突如として頭蓋に飛び込んできた言葉に、情報処理が追い付かない。それでも頭の片隅で理解した。

僕は、死ななきゃいけないんだ……

「そうよ。作戦が成功させるために、必要なことなの。

光子爆弾っていうのは、爆発の際、強烈な光を放つ大砲のこと。つまり原液を処理するためだけの道具よ」

「だったらみんなが避難した後、普通に打ち込めばいいじゃないですか」

「それじゃあ駄目だわ。ピンポイントで当てられるほど、爆撃機の性能はよくないもの。プリーシンクトは研究施設であって、軍事施設じゃない。

だから人の手で、爆破させるの。今チハル君のところに、光子爆弾を持ってこさせてる。もっと早く持ってこれば一番良いのだけれど、外装が脆くしてあるからね。汚染獣と戦っている最中に爆発しては、元も子ないでしょう」

外装を脆くした。その言葉は、僕が叩き壊して爆破させろ、原液を除染するために自爆しろ、という意味なのか。

手先がすっと冷えて、震え出す。

カオリさんは、司令部は、プリーシンクトは、そんな残酷なことを、させようとしているのか。

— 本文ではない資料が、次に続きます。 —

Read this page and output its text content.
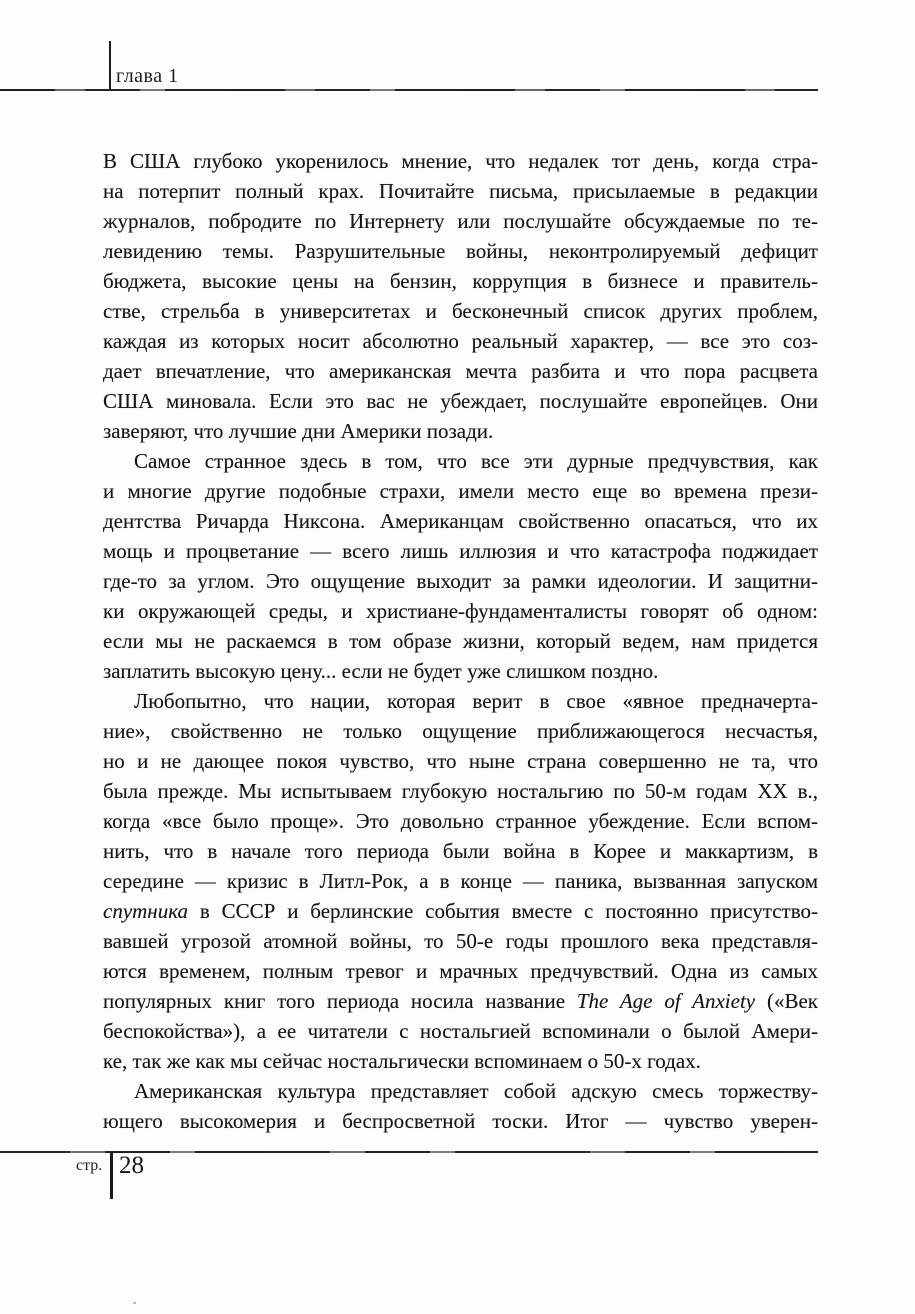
глава 1
В США глубоко укоренилось мнение, что недалек тот день, когда стра-
на потерпит полный крах. Почитайте письма, присылаемые в редакции
журналов, побродите по Интернету или послушайте обсуждаемые по те-
левидению темы. Разрушительные войны, неконтролируемый дефицит
бюджета, высокие цены на бензин, коррупция в бизнесе и правитель-
стве, стрельба в университетах и бесконечный список других проблем,
каждая из которых носит абсолютно реальный характер, — все это соз-
дает впечатление, что американская мечта разбита и что пора расцвета
США миновала. Если это вас не убеждает, послушайте европейцев. Они
заверяют, что лучшие дни Америки позади.
Самое странное здесь в том, что все эти дурные предчувствия, как
и многие другие подобные страхи, имели место еще во времена прези-
дентства Ричарда Никсона. Американцам свойственно опасаться, что их
мощь и процветание — всего лишь иллюзия и что катастрофа поджидает
где-то за углом. Это ощущение выходит за рамки идеологии. И защитни-
ки окружающей среды, и христиане-фундаменталисты говорят об одном:
если мы не раскаемся в том образе жизни, который ведем, нам придется
заплатить высокую цену... если не будет уже слишком поздно.
Любопытно, что нации, которая верит в свое «явное предначерта-
ние», свойственно не только ощущение приближающегося несчастья,
но и не дающее покоя чувство, что ныне страна совершенно не та, что
была прежде. Мы испытываем глубокую ностальгию по 50-м годам XX в.,
когда «все было проще». Это довольно странное убеждение. Если вспом-
нить, что в начале того периода были война в Корее и маккартизм, в
середине — кризис в Литл-Рок, а в конце — паника, вызванная запуском
спутника в СССР и берлинские события вместе с постоянно присутство-
вавшей угрозой атомной войны, то 50-е годы прошлого века представля-
ются временем, полным тревог и мрачных предчувствий. Одна из самых
популярных книг того периода носила название The Age of Anxiety («Век
беспокойства»), а ее читатели с ностальгией вспоминали о былой Амери-
ке, так же как мы сейчас ностальгически вспоминаем о 50-х годах.
Американская культура представляет собой адскую смесь торжеству-
ющего высокомерия и беспросветной тоски. Итог — чувство уверен-
стр. 28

けれど僕は、確かに死にたいと言った。今でも死にたいと思っている。その感情に付け込んで、作戦を実行させる気なんだ。

怒りや反抗心が、胸の中で渦巻いた。けれど戦術の鮮やかさに、感嘆している気持ちの方が大きかった。ずっと第一線で戦わないようにしたのも、ここまで無事に連れてくるためだろうか。

「で、カオリさんは僕に、死ねというんですね」

「結果的には、そうなるわね」

「結果的にって、僕のすべてを知った上で、綿密な戦略を立てただけでしょ」

カオリは何も言わなかった。いや、言えなかった。

少しの間があって再び、

「作戦に変更はないわ。後はチハル君がうなずくのを、待つだけよ」

「別にいいですよ、死ねるなら死にます」

どんな思惑があろうとも、死にたいことに変わりはない。どんなに悲惨な最期であろうとも、死なねばならないことに変わりはない。

正直、怖い。けれど、腹は据えていた。


「待ってくださいっ」

通信を切り、立ち上がるミオコ。モニターの光だけがこぼれる薄暗い管制塔に、彼女の必死な声が響き渡った。

「やっぱり私、耐えられません。何も知らずに死んでいくなんて、あまりに惨すぎる」

カオリはちらりとミオコを見るだけで、呆れたように言う。

「この際だから言うけど、パイロットは道具なのよ。ヴァロを巧みに動かし、制御するためだけの道具。肩入れするなと、言ったはずよ」

「分かっています。だから作戦を止めろとは言いません。道具として利用するしかなかったなら、本人たちが納得している以上、それを咎めることはでないんでしょ。けれど人は人、魂を持つ人間です。だからせめて、チハルにすべてを明かさせてください」

「……仕方ないわね、好きにしなさい。ただし、作戦に支障が出るほど、パイロットを混乱させないように」

「最善を、尽くします」

ミオコはそっと、手元のスイッチをもう一度した。